Allegory and symbol-based logic of combining heterogeneous literature and fine arts categories within a single aesthetic and philosophical discourse of L. Tick is shown in a study of a extract taken from "The Art Fancies".
«Фантазии об искусстве, для друзей искусства» (1799), как следует из предисловия, «должны были составить продолжение» «Сердечных излияний отшельника, любителя искусств» [1, с. 115]. Но ранняя смерть оторвала Вакенродера от работы над сборником, и если в «Сердечных излияниях...» большинство историй принадлежит Вакенродеру, то практически все эпизоды «Фантазий об искусстве» написаны Людвигом
Тиком , в том числе и рассматриваемый здесь рассказ «"Страшный суд" Микеланджело». Тик, заботясь о полноте осуществления изначального замысла и в память о безвременно ушедшем друге, воспроизводит формальную организацию первого совместного сочинения, однако сам текст «Фантазий об искусстве» непроизвольно обновляется и в большей степени определяет творческий инструментарий самого Тика, будущего автора романа о художнике «Странствия Франца Штернбальда».
В «Фантазиях об искусстве» Тику удалось то, что вряд ли бы смог сделать Вакенродер: он вводит новые эстетические принципы в актуальную литературную практику, делая необходимые обобщения и до известной
степени их «уплощая», что, впрочем, вполне отвечало требованиям художественного вкуса эпохи . И здесь сложно переоценить значение аллегории, которая в «"Страшном суде".» не только определяет структуру повествования, выполняя «локальную» писательскую задачу романтика Тика, но и формирует модель восприятия живописного произведения, которая позволила бы читателю и зрителю приблизиться к подлинному пониманию «божественного искусства живописи».
К моменту написания «Фантазий об искусстве» Тик еще не побывал в Италии, и поэтому визуальный материал, помимо многочисленных гравюр «Страшного суда», он почерпнул из первого тома объемного труда по истории изобразительного искусства И.Д Фьорилло, наставника Вакенродера и Тика по вопросам изобразительного искусства, где была помещена 21 репродукция фрески.

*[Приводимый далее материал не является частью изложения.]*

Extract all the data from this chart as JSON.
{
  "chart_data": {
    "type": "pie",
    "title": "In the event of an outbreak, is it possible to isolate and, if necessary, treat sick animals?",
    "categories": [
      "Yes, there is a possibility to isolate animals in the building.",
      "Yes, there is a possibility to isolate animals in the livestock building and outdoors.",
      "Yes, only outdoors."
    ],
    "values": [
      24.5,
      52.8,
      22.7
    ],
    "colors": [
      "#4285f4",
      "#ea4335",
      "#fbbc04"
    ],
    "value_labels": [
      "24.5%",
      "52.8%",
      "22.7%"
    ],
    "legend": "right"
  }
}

Приступая к описанию, Тик выстраивает блестящую симметричную конструкцию, которая должна охватить грандиозность замысла Микеланджело и явить читателю исключительную метафизическую значимость его творения. Сначала писатель рисует гармоничное состояние природы, которое наполняет сердце зрителя умиротворением и чувством сопричастности духу любви, материнскому объятию, охватывающему все живое. Тогда зритель должен войти в залы, «украшенные духом Рафаэля» [1, с. 135], чтобы ощутить мистическое созвучие всех естественных сил и увидеть идеальное воплощение соития гения природы и человека. Затем, не теряя «всеохватности» взгляда, Тик описывает иное состояние природы, когда все приходит в движение, когда «по небу бегут тучи, напоминая войско в быстром марше; орлы вылетают из своих гнезд, с моря. слышится голос бури, и кажется, что все силы мира охвачены страстью и борением и ни одна частичка его не остается спокойной и неодухотворенной» [1, с. 135]. Тогда, ощутив неизбывную силу природы, читатель должен обратиться к «великому суду Микеланджело», ибо именно это произведение даст прочувствовать «таинственную аллегорию» [1, с. 135], воплощенную мощь естества.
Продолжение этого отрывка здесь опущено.